I wrote up a post on this topic for my blog but didn't end up posting it. You've inspired me to put the whole thing up. My conclusion:

"Let them rant and argue, Sancho, there’s giants here need jousting. The world will be better for this, that one nation still strives to reach the unreachable star. Of all the arguments for sending an American manned mission to Mars, [Edmund] Hillary’s is the only really respectable one. We should go to Mars because it is there; and if we should find that it is technically and economically difficult, in the words of President Kennedy, inspiring a nation to its first steps on an alien world, we choose to do these things not because they are easy but precisely because they are hard. Mr. President, let’s go to Mars."

Shmikey

I guess that I see things a little differently. I watched a documentary a few years back about a climb up Everest that ended with the loss of a couple of climbers, one who had a family at home, and I decided that the pursuit of some thing is not necessarily a good thing. I think that these pursuits can get to the point of looking like the Tower of Babel, and we are trying to prove that we don't need God, as long as we can rely on technology to fill our needs. I will change my opinion when the mission takes on the attitude of Christopher Columbus, and we intend to spread the Gospel through these endeavors.

Shakespeare's Cobbler the ever loginner forgetter who needs to sync all his blog IDs

Actually, the second and third books in the trilogy were very little to do with Mars. Rather it was an integration of salvation history with a whole cosmic creation -- represented by Lewis via merely the solar system, for whatever reason. Mars was, though, the perfect starting point.
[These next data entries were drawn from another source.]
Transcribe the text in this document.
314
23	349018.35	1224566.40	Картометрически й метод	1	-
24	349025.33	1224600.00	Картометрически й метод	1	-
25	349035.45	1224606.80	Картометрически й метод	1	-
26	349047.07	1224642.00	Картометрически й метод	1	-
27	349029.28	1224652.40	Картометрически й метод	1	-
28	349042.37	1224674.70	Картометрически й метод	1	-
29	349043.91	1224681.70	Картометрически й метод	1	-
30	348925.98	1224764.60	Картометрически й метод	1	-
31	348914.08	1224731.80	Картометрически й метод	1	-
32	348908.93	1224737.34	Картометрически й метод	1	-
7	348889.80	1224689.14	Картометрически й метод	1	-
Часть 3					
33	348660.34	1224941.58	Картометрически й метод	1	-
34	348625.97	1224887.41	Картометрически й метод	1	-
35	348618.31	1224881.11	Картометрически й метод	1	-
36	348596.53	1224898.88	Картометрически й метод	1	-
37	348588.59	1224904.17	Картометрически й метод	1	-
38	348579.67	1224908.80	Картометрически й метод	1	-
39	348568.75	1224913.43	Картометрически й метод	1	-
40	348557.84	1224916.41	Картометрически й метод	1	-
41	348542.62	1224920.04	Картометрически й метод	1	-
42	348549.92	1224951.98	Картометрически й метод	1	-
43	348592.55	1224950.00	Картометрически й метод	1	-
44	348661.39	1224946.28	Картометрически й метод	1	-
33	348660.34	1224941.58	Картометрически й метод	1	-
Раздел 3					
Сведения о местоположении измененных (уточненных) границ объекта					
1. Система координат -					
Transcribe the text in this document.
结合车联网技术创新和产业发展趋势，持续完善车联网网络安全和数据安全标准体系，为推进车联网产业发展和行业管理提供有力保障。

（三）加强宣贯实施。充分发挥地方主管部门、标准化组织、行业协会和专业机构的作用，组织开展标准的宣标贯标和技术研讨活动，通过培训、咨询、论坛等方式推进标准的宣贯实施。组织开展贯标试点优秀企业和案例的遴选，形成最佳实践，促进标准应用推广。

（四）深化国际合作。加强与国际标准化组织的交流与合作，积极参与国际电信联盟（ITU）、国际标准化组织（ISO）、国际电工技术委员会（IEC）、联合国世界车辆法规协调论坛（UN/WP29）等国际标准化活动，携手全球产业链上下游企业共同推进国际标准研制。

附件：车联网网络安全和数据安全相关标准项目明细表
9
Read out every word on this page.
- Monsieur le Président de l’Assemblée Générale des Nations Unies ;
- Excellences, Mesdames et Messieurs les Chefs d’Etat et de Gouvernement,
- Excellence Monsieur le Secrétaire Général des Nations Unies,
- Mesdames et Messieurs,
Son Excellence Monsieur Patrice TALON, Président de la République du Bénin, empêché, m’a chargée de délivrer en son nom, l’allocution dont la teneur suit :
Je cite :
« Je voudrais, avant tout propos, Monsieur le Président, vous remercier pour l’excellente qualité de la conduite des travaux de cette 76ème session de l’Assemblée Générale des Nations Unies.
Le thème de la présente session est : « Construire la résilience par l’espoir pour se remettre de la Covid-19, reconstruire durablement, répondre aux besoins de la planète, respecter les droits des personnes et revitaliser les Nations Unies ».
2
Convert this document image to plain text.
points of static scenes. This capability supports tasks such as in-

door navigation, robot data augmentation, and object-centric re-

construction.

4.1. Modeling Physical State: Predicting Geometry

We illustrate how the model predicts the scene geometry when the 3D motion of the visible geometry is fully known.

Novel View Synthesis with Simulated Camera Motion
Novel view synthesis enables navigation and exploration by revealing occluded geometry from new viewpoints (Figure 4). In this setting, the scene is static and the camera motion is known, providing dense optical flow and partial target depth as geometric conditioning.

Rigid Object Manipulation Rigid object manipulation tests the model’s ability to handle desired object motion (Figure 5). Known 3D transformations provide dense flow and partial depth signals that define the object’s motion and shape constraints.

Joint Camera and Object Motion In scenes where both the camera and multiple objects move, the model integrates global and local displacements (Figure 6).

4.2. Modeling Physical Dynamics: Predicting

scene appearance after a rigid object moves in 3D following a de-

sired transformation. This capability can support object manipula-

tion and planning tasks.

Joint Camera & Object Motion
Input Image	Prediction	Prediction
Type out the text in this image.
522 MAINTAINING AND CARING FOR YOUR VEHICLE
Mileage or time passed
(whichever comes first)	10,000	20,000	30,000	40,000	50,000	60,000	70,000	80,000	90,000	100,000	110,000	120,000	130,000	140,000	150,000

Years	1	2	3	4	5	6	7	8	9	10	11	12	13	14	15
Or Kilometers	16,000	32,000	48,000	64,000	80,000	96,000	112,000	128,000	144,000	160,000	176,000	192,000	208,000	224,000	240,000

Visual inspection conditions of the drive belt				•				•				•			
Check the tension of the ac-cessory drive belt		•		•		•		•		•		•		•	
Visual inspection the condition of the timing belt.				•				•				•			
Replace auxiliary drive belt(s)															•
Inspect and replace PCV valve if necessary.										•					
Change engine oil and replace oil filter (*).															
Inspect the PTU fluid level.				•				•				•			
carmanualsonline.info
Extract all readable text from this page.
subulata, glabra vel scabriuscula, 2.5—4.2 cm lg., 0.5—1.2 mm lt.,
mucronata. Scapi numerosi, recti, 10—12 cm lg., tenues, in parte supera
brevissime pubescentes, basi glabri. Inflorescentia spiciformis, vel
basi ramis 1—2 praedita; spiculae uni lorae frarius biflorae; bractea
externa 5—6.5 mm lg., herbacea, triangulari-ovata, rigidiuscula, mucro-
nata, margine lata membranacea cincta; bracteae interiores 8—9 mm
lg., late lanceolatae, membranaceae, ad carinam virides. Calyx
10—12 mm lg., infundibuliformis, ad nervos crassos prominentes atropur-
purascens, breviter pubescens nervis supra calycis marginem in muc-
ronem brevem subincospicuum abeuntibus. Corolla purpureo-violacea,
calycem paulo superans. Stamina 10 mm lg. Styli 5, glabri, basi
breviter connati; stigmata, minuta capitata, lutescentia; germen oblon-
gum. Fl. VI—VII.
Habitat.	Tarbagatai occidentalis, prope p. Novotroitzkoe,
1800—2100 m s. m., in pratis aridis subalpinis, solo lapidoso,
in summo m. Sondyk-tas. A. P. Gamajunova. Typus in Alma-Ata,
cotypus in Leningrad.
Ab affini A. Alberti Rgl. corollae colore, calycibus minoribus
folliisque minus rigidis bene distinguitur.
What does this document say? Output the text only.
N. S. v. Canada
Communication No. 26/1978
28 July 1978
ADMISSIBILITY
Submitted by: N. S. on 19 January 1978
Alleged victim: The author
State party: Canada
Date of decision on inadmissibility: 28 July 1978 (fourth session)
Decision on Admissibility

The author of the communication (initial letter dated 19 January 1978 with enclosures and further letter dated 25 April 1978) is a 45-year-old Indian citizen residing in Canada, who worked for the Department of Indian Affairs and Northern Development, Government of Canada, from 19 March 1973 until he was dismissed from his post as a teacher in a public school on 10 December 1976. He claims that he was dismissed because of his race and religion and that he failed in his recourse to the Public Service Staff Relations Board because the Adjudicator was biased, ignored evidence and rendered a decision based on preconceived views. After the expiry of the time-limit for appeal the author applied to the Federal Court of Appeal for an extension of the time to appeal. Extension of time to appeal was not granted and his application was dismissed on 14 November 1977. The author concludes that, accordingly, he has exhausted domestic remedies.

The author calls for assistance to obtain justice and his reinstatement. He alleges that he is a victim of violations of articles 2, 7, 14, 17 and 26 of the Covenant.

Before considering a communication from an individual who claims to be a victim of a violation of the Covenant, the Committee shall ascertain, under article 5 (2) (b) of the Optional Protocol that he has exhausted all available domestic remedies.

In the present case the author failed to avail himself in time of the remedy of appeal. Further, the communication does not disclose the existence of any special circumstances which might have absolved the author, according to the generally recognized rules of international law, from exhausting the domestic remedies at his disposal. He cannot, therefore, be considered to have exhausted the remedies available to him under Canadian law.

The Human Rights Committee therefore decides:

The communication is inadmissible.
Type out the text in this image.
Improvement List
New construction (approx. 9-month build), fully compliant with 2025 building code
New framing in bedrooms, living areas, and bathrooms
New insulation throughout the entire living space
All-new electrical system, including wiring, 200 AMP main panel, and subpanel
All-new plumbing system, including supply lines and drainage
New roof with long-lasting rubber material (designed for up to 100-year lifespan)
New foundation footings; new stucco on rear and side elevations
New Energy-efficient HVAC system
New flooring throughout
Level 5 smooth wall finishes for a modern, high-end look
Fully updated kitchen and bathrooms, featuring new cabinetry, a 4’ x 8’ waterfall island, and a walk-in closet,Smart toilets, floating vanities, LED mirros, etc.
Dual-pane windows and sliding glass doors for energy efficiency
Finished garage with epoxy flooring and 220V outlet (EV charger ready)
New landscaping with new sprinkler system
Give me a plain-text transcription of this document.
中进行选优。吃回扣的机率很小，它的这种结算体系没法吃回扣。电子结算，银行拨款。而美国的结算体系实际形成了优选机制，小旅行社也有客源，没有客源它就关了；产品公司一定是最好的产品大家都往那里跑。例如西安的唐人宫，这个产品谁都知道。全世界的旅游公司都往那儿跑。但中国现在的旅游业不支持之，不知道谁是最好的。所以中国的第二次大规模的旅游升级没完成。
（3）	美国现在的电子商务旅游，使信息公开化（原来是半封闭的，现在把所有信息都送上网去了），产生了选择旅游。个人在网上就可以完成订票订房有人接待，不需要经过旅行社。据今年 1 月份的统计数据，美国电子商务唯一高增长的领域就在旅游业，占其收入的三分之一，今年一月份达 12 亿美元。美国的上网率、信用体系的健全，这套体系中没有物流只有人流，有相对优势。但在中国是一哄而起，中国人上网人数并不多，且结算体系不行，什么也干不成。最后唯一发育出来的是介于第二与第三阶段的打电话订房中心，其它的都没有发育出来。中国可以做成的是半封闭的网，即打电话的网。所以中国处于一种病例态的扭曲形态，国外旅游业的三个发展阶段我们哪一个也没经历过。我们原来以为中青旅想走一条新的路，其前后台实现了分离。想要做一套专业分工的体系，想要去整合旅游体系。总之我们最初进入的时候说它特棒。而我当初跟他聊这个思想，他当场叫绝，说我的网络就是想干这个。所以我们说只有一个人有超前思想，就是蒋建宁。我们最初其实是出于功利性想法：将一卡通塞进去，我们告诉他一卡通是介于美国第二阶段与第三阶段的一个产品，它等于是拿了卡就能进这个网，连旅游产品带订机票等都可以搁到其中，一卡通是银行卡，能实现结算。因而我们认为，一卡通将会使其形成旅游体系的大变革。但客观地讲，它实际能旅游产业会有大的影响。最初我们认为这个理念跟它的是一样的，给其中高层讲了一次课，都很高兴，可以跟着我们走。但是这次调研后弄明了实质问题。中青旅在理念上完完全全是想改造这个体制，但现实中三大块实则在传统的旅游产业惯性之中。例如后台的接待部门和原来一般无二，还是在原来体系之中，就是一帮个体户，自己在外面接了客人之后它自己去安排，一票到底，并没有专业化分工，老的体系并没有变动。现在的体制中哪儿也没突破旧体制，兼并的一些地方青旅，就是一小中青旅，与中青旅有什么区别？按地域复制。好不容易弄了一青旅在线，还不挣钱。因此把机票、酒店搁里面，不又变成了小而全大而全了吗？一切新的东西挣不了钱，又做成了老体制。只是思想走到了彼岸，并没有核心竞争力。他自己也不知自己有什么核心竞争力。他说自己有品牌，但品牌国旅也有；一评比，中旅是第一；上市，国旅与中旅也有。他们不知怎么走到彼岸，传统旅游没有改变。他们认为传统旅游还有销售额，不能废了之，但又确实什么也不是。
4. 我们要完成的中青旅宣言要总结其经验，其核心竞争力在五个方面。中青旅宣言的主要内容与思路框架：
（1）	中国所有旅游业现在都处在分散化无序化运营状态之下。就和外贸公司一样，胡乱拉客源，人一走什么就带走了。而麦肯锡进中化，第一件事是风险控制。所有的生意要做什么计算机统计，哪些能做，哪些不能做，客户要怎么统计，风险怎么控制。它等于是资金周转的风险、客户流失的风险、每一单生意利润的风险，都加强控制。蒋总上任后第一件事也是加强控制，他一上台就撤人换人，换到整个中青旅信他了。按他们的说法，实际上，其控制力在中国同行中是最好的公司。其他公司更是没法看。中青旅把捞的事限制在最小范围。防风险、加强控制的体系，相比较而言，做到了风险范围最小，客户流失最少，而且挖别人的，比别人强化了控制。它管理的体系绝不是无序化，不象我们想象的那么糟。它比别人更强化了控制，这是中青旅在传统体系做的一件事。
I just bring it up because Venus, in the second of the trilogy, seems even more ripe with life -- though, perhaps I am decieved by the ages of the worlds, Mars being old and Venus young. (The third, in case anyone is curious and wanting a teaser since they haven't actually read this bunch of books [which means they need to go read it as soon as they've had their teaser -- go, go!], centers on Earth and the war down here from the cosmic perspective.)